House of Cards

by channelD

2.

NCIS Standard Field Case Report

form No. NCIS-307 (DOD approved), May 1999. Prior editions are obsolete.
Please type or print neatly, using black or blue ink.

Reported by: Special Agent Anthony DiNozzo

Date of report: October 2, 2004

Case No.: 04-018-HQ

SSA: L. J. Gibbs

Report Narrative

In connection with the Larry DeWayne Cobb narcotics investigation, I was sent out to interview a lead, a Cyril David Feeley, on 1741 Carmel St SW. Special Agent Gibbs had me take the rookie, T. McGee, along to get some experience. I could have done this all by myself, just for the record.

The sorry-excuse-for-a-house should have been condemned. It was, after we were done there. We weren't expecting any trouble, it was just to be the usual interview-a-likely-uncooperative-witness on this fleabag street, and if he didn't answer questions willingly, we'd haul his rear end into NCIS for questioning.

No one answered our knock, and the doorbell didn't work. We broke in. The electricity was off. No one was about. We walked up rickety stairs to the second floor; McGee, behind me, catching his foot in a rotten step. I left him to his own bumbling devices and searched the second floor by myself. I found evidence of drug manufacturing, which I bagged. Going back down the stairs, I gave the evidence bag to McGee to carry. He then managed to break through two more steps and I tripped over him. Then the ceiling started to collapse.

Quickly, McGee was pinned under a beam and I tried to help him but something hit me in the head. I blacked out. When I came to, McGee was shouting at me. Like I could do much then. It took awhile for my head to stop dancing the macarena. As it started to clear, Feeley came in the door. McGee idiotically let him know we were federal agents—Feeley might have helped us out if he hadn't known that.

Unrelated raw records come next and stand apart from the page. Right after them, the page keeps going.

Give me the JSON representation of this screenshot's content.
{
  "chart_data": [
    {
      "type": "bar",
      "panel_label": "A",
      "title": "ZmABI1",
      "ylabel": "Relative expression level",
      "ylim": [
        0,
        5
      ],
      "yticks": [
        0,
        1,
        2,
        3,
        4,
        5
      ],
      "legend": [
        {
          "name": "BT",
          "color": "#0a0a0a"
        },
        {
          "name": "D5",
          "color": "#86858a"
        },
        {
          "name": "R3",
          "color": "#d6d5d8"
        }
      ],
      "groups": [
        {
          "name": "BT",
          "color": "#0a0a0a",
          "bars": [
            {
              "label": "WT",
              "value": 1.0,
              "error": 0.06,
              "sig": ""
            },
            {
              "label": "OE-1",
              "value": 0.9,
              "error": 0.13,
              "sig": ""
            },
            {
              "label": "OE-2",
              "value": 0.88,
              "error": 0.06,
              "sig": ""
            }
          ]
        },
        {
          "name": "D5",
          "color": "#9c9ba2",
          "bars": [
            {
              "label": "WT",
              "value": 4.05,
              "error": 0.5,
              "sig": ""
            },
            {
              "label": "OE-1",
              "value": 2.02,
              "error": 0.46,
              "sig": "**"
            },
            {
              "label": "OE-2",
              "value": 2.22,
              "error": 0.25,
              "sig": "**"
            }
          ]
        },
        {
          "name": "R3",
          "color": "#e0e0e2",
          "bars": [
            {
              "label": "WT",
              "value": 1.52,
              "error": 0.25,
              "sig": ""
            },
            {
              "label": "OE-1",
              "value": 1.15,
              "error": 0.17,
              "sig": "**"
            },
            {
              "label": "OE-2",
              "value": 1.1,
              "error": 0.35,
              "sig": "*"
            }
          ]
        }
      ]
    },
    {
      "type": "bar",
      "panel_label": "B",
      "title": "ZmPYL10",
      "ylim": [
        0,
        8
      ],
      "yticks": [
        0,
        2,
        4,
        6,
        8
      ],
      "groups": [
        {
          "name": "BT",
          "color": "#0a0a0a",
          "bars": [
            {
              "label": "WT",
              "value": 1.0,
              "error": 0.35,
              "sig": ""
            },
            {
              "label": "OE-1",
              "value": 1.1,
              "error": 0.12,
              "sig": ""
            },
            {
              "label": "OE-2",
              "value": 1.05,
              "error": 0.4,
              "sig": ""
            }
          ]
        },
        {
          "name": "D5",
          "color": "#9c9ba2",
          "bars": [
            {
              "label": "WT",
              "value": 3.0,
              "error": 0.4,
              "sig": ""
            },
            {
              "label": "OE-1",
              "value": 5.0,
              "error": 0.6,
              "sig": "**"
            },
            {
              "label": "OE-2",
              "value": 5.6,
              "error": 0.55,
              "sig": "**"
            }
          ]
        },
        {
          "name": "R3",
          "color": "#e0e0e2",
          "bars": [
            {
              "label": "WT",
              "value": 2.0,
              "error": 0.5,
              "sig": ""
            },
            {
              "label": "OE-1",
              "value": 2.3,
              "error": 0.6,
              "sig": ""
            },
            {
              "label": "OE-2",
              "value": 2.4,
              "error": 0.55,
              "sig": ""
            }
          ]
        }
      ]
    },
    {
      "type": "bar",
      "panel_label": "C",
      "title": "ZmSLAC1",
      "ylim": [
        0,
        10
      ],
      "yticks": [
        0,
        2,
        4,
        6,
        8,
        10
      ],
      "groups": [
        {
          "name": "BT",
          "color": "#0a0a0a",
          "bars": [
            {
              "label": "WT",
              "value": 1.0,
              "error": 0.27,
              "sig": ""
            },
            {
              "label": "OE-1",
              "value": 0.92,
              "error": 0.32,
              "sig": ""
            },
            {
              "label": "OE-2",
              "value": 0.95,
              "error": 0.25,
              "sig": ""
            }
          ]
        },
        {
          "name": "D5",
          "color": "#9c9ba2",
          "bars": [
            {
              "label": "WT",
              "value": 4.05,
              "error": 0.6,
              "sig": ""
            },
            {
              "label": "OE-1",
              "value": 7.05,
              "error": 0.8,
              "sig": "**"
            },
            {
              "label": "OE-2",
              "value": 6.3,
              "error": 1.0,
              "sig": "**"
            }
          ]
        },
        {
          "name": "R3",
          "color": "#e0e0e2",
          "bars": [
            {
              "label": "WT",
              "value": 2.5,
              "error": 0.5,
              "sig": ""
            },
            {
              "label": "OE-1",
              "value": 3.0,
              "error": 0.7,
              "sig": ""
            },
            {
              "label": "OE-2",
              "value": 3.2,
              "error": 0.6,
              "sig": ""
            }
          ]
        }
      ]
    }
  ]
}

As it was, he started shooting and winged McGee before I brought Feeley down. He was out cold, thanks to a hunk of plaster.

The house was making sounds, and more of it fell. The far wall collapsed. The roof would probably fall in a matter of minutes, along with other beams. How Feeley had managed to live in this joint, I'll never know. McGee was yelling at me again. That kid has a set of lungs. This time he said something weird about me needing to grab Feeley and get the hell out while I still could. Like I'd leave a partner, particularly a junior one, behind. I thought he knew me by now. Not that I was sure I could even get out myself; that hit on the head had me more loopy than I'd admit to him. But Gibbs would skin me if I came back without the probie, so I had to figure out something.

Then somehow McGee got out from under that beam. He said it was rotted and just broke, but I don't know. In any event, He was soon helping me up and we were going out the door, when he said wait, we have to take Feeley, too. I guess he was right, and so we did. Then the dork wanted to back into a crumbling house to get the evidence bag that he'd dropped. I twisted his arm into a half-nelson and he took the hint. We about made to the sidewalk when the house caved in, like on a movie set. LEOs and EMTs were arriving. McGee stayed awake to insist that I get the first ambulance ride. I should have refused but I was still seeing hippos in tutus dancing in circles around my head.

I get the feeling that McGee might downplay his role in this, but I think he showed a lot of spunk today. Maybe even heroism. Do they make them like that anymore?